Tag Archive for: emergency repairs

Emergency Repairs in a Tenanted Property – Who is Responsible?

What are the rights and responsibilities of Queensland tenants in an emergency situation?

First, you must determine if the situation actually is an emergency or if it is just inconvenient.   There are clear guidelines on what is considered an emergency and what is not (see full list below).

It is worth applying your common sense to the situation – especially if the situation occurs after-hours or on the weekend when high call-out fees are charged by the repairers.  For example, if one toilet blocks in the property at midnight, but there is another toilet, you may be able to wait until the next working day to call the plumber.  Or if a flexi-hose bursts, and you know how to turn off the water at the mains, you may be able to go back to bed and call the agent or plumber in the morning.
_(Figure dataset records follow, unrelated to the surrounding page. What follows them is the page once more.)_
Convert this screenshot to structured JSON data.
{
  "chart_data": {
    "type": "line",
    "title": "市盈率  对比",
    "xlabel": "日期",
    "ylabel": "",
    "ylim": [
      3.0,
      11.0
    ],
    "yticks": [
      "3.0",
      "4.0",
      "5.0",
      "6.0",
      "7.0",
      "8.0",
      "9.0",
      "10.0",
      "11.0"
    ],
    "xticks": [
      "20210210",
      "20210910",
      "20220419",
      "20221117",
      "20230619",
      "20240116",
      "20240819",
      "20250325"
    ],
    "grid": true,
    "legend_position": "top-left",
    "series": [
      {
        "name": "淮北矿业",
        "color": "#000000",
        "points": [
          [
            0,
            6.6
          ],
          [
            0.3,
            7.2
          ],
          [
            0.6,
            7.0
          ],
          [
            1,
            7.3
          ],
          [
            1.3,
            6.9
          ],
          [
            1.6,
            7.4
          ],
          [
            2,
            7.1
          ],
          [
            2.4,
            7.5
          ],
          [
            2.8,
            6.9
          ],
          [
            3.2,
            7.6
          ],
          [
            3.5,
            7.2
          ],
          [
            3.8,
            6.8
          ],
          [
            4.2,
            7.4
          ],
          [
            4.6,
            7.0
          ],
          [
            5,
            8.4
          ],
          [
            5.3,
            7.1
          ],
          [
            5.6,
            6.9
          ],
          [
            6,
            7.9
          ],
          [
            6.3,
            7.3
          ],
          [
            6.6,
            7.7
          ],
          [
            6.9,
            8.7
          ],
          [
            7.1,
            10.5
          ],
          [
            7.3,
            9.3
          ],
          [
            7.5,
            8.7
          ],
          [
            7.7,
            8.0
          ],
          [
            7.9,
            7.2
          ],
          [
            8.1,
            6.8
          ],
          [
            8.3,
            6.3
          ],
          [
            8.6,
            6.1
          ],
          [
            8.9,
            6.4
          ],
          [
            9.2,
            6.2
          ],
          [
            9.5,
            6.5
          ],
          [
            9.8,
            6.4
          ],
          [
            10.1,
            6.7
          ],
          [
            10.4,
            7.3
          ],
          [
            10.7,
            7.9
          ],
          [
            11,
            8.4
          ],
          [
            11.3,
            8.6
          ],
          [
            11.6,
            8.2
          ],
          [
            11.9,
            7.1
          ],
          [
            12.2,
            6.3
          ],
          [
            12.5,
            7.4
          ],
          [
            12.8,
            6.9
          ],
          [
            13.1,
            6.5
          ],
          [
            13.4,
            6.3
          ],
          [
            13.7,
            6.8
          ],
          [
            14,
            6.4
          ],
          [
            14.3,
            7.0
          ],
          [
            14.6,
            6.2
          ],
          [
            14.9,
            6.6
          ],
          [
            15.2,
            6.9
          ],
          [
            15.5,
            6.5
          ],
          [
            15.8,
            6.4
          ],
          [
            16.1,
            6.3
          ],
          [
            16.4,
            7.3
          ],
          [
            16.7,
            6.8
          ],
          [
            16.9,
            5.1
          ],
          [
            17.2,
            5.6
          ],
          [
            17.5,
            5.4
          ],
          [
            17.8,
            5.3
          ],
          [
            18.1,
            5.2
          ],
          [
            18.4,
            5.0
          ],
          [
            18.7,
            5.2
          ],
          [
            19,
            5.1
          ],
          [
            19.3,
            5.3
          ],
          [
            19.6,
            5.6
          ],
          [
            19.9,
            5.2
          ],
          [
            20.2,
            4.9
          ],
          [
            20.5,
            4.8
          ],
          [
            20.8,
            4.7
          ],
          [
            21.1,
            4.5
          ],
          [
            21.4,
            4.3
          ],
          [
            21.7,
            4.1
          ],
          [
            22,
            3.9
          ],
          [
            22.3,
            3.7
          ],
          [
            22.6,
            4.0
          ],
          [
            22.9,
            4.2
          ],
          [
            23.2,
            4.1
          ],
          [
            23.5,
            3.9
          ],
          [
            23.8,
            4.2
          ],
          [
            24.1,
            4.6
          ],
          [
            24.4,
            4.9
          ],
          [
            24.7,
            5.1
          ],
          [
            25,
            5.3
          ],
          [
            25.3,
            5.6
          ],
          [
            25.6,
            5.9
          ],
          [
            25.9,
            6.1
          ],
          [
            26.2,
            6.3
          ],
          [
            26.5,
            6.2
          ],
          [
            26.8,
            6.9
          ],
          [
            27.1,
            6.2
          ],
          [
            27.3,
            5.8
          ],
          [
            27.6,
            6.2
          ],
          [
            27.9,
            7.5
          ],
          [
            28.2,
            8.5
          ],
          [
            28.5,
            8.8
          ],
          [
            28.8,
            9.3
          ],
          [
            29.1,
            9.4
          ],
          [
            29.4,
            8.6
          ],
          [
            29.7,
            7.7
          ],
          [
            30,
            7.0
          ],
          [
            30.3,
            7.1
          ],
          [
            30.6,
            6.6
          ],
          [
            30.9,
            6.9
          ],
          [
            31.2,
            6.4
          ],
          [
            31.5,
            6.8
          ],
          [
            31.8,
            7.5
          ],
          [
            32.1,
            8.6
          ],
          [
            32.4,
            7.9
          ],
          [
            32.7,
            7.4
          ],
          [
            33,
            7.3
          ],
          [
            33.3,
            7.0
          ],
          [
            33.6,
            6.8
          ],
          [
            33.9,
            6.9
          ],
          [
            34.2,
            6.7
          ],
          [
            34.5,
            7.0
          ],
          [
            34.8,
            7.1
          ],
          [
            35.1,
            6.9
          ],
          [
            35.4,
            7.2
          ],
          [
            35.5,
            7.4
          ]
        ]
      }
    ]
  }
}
Emergency repairs are needed when there is likely to be immediate, significant, damage to the property, or where your safety is at risk, or where there is a breakdown in basic services to the property.

Tenants should try to minimise the risk and/or damage  if it is safe to do so, and if they know how.  For example, turning off the water, gas, or electricity at the mains to the property can prevent further damage and reduce the safety risk to occupants.

The list of what constitutes an emergency has been determined by the Queensland Residential Tenancies Authority.

Emergency repairs are:

  • a burst water service or a serious water service leak
  • a blocked or broken toilet
  • a serious roof leak
  • a gas leak
  • a dangerous electrical fault
  • flooding or serious flood damage
  • serious storm, fire or impact damage
  • a failure or breakdown of the gas, electricity or water supply
  • a failure or breakdown of an essential service or appliance on the property for hot water, cooking or heating
  • a fault or damage that makes the property unsafe or insecure
  • a fault or damage likely to injure a person, damage property or unduly inconvenience a tenant
  • a serious fault in a staircase, lift or other common area of the property that unduly inconveniences a tenant in gaining access to, or using, the property.

All other repairs are considered routine repairs.

As a first step, always try to contact the agent who is managing the property (or the landlord if they do not use an agent).  If you cannot contact them, then you can phone the emergency contacts which are listed on your lease to carry out emergency repairs up to the value of 2 weeks rent.

If you cannot contact either the landlord/agent or the nominated repairer on your lease, you may engage another qualified person to carry out the repairs up to the value of 2 weeks rent.

If the emergency repair was caused by tenant fault, then you should pay for this repair.  If you authorise a repair which is not on the emergency repair list (above), you may be liable for all or part of the cost of this repair.  It is important to understand that you cannot arrange for any routine repairs without written permission.

If the emergency repair is not your fault, then you can either pay the repairer and be reimbursed by your landlord/agent within 7 days, or you can request the repairer to invoice the property manager/landlord directly.  If you do not receive the payment within 7 days, you can make a complaint to the Residential Tenancies Authority who will help you to recover your money.